NO.PZ2023010409000011
问题如下:
Fiona Heselwith is a
40-year-old US citizen who has accepted a job with Lyricul, LLC, a UK-based
company. Her benefits package includes a retirement savings plan. The company
offers both a defined benefit (DB) plan and a defined contribution (DC) plan but
stipulates that employees must choose one plan and remain with that plan throughout
their term of employment.
The DB plan is
fully funded and provides full vesting after five years. The benefit formula
for monthly payments upon retirement is calculated as follows:
Final monthly salary × Benefit
percentage of 2% × Number of years of service
The final monthly salary is equal to average monthly earnings for
the last five financial years immediately prior to the retirement date.
The DC plan
contributes 12% of annual salary into the plan each year and is also fully
vested after five years. Lyricul offers its DC plan participants a series of
life-cycle funds as investment choices. Heselwith could choose a fund with a target
date matching her planned retirement date. She would be able to make additional
contributions from her salary if she chooses.
Discuss the
features that Heselwith should consider in evaluating the two plans with
respect to the following:
i. Benefit payments
ii. Contributions
iii. Shortfall risk
iv. Mortality/longevity risks
解释:
Benefit Payments
- DB has a clearly defined benefit payment is affected by final monthly salary, number of years of service, and benefit payment 2%
- DC does not have the payment defined in advance, and the payment is affected by the investment result of the Heselwith chosen fund.
Contributions
- DB plan: company bears the risk of making additional contribution if the fund turns to underfunded and need additional input to main the fund status
- DC pan: Heselwith needs to bear the risk of making additional contribution if the investment laters become less profitable than expected even through it is 12% for now.
Shortfall risk
- DB’s shortfall risk is bear by the company. The company needs to pay fixed benefit no matter what. Thus, if shortfall risk occurs and the fund ends with very little value. The company needs to bear the risk.

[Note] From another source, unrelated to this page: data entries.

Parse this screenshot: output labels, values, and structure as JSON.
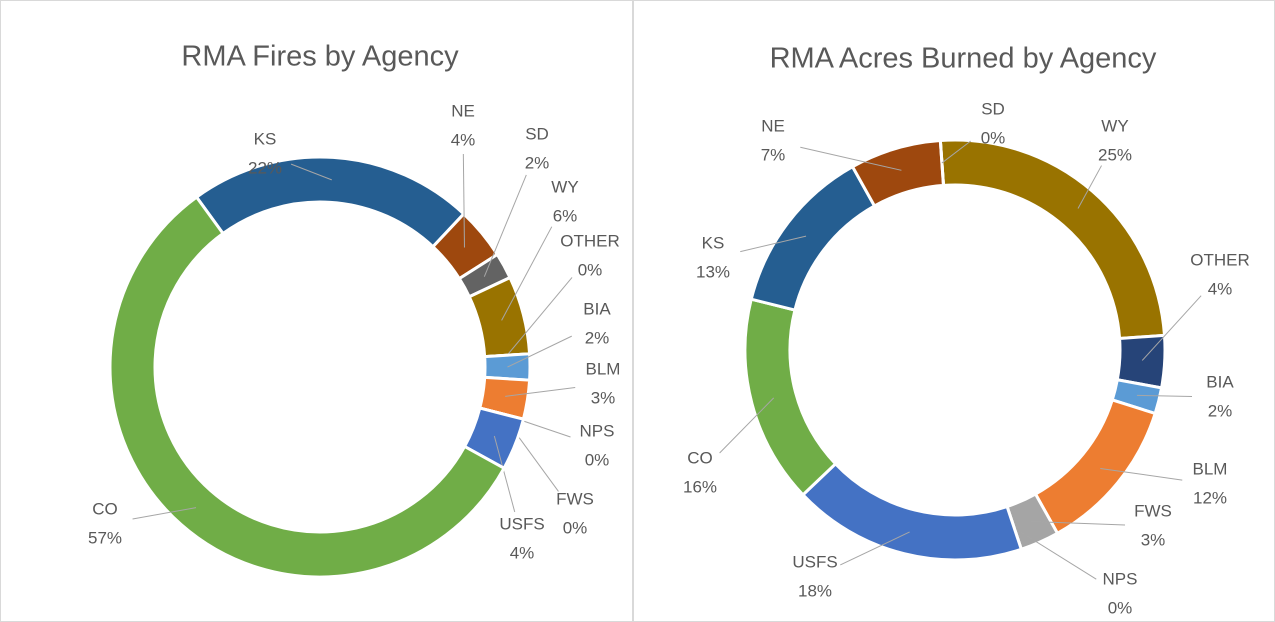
{
  "chart_data": [
    {
      "type": "doughnut",
      "title": "RMA Fires by Agency",
      "categories": [
        "KS",
        "NE",
        "SD",
        "WY",
        "OTHER",
        "BIA",
        "BLM",
        "NPS",
        "FWS",
        "USFS",
        "CO"
      ],
      "values": [
        22,
        4,
        2,
        6,
        0,
        2,
        3,
        0,
        0,
        4,
        57
      ],
      "value_labels": [
        "22%",
        "4%",
        "2%",
        "6%",
        "0%",
        "2%",
        "3%",
        "0%",
        "0%",
        "4%",
        "57%"
      ],
      "colors": [
        "#255e91",
        "#9e480e",
        "#636363",
        "#997300",
        "#264478",
        "#5b9bd5",
        "#ed7d31",
        "#a5a5a5",
        "#a5a5a5",
        "#4472c4",
        "#70ad47"
      ]
    },
    {
      "type": "doughnut",
      "title": "RMA Acres Burned by Agency",
      "categories": [
        "WY",
        "OTHER",
        "BIA",
        "BLM",
        "FWS",
        "NPS",
        "USFS",
        "CO",
        "KS",
        "NE",
        "SD"
      ],
      "values": [
        25,
        4,
        2,
        12,
        3,
        0,
        18,
        16,
        13,
        7,
        0
      ],
      "value_labels": [
        "25%",
        "4%",
        "2%",
        "12%",
        "3%",
        "0%",
        "18%",
        "16%",
        "13%",
        "7%",
        "0%"
      ],
      "colors": [
        "#997300",
        "#264478",
        "#5b9bd5",
        "#ed7d31",
        "#a5a5a5",
        "#636363",
        "#4472c4",
        "#70ad47",
        "#255e91",
        "#9e480e",
        "#636363"
      ]
    }
  ]
}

- DC plan’s shortfall is bear by the investor. The investor needs to take the risk that the value of the fund is not enough to meet the retirement objectives.
Mortality/Longevity risk
- DB plan pools the mortality and longetivity risk. Employees who die early saves money for the fund to make more payments to those who live longer than expected.
- DC plan introduces the risk of running out of money in late years for employees.